Les dominants et leur État veulent nous faire « célébrer 150 ans de subjugation. Ils font leur (sale) boulot et c’est presque normal. Mais nous, qu’est-ce qu’on fait ? Je pense que c’est une bonne occasion pour réfléchir sur notre histoire. Le point de départ doit être 1837.

Depuis plusieurs années, les deux rives du Saint-Laurent étaient en feu. À répétition, la population élisait des députés patriotes dans une assemblée législative confinée à « aviser » le gouverneur colonial. Louis-Joseph Papineau était un leader « naturel » qui reflétait bien la composition du leadership patriote majoritairement composé de notables et de personnes des professions libérales. Mais ce groupe relativement restreint était aussi massivement appuyé par la population paysanne et urbaine. Juste avant l’insurrection, les électeurs et électrices avaient envoyé à cette assemblée plus de 80% des élus.

Par ailleurs, la vague de fond en faveur des Patriotes n’était pas seulement électorale. Des assemblées de plusieurs milliers de personnes, des pétitions, la mise en place d’administrations « parallèles » dans de nombreux villages démontraient l’essor d’un pouvoir populaire embryonnaire. Sûr de sa force cependant, le régime colonial ne céda en rien, même pas aux timides revendications pour un « gouvernement responsable » qui aurait maintenu le Bas Canada dans l’empire britannique, mais sur la base d’un parlement élu. Entretemps, plus de 6 000 soldats britanniques étaient dans la colonie. Autrement, le régime encourageait l’organisation de « milices loyalistes », composées surtout d’anglophones, qui semaient la terreur, notamment à Montréal. Papineau par exemple échappa de peu à ces voyous. Face à ce blocage, l’idée d’insurrection est apparue. Le programme était carrément républicain, et dirait-on avec les mots d’aujourd’hui, laïc. C’est explicite dans la déclaration d’indépendance rédigée par le patriote d’origine irlandaise, Robert Nelson. Cela vaut la peine d’en rappeler les grandes lignes :

De ce jour et à l’avenir, le peuple du Bas-Canada est libre de toute allégeance à la Grande-Bretagne, et que le lien politique entre ce pouvoir et le Bas-Canada, est maintenant rompu.

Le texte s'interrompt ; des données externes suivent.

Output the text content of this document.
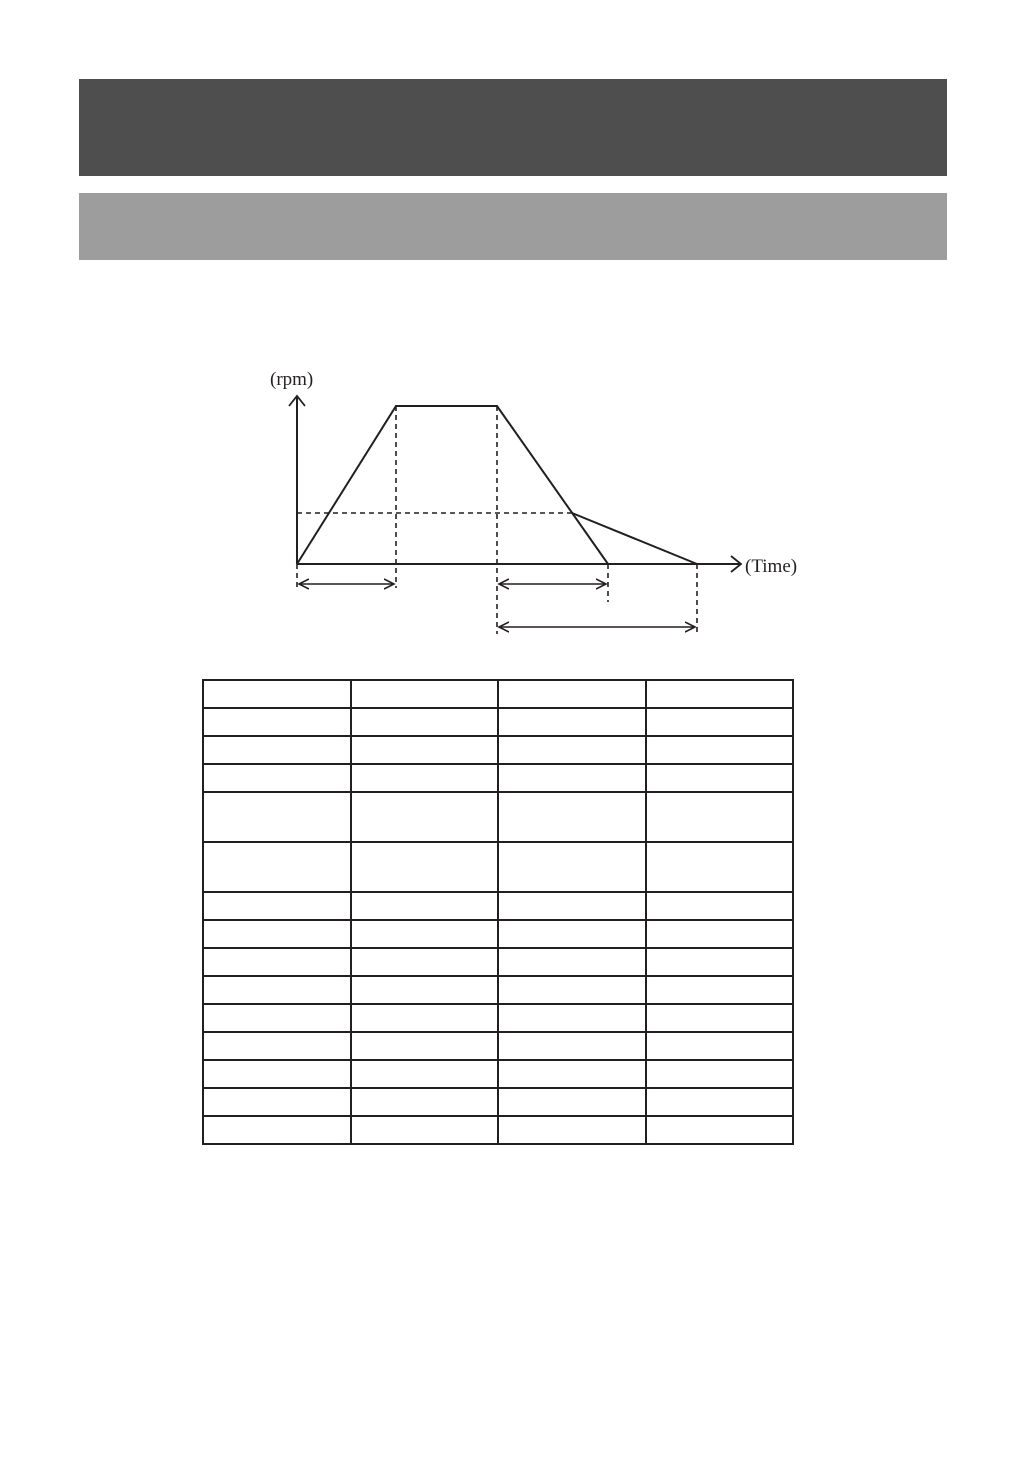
(rpm)
(Time)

 La forme républicaine de gouvernement est qui celle convient le mieux au Bas-Canada.

 Les sauvages jouiront des mêmes droits que tous les autres citoyens du Bas-Canada.

 L’union entre l’Église et l’État est dissoute. Toute personne pourra exercer librement sa religion.

 La tenure féodale ou seigneuriale des terres est abolie.

 L’emprisonnement pour dettes n’existera pas excepté dans certains cas de fraude.

 La condamnation à mort ne sera plus prononcée ni exécutée, excepté dans les cas de meurtre.

 La liberté et l’indépendance de la presse existera dans toutes les matières et affaires publiques.

 L’éducation générale et publique est due au peuple par le gouvernement.

 Pour assurer la franchise électorale, toutes les élections se feront au scrutin secret.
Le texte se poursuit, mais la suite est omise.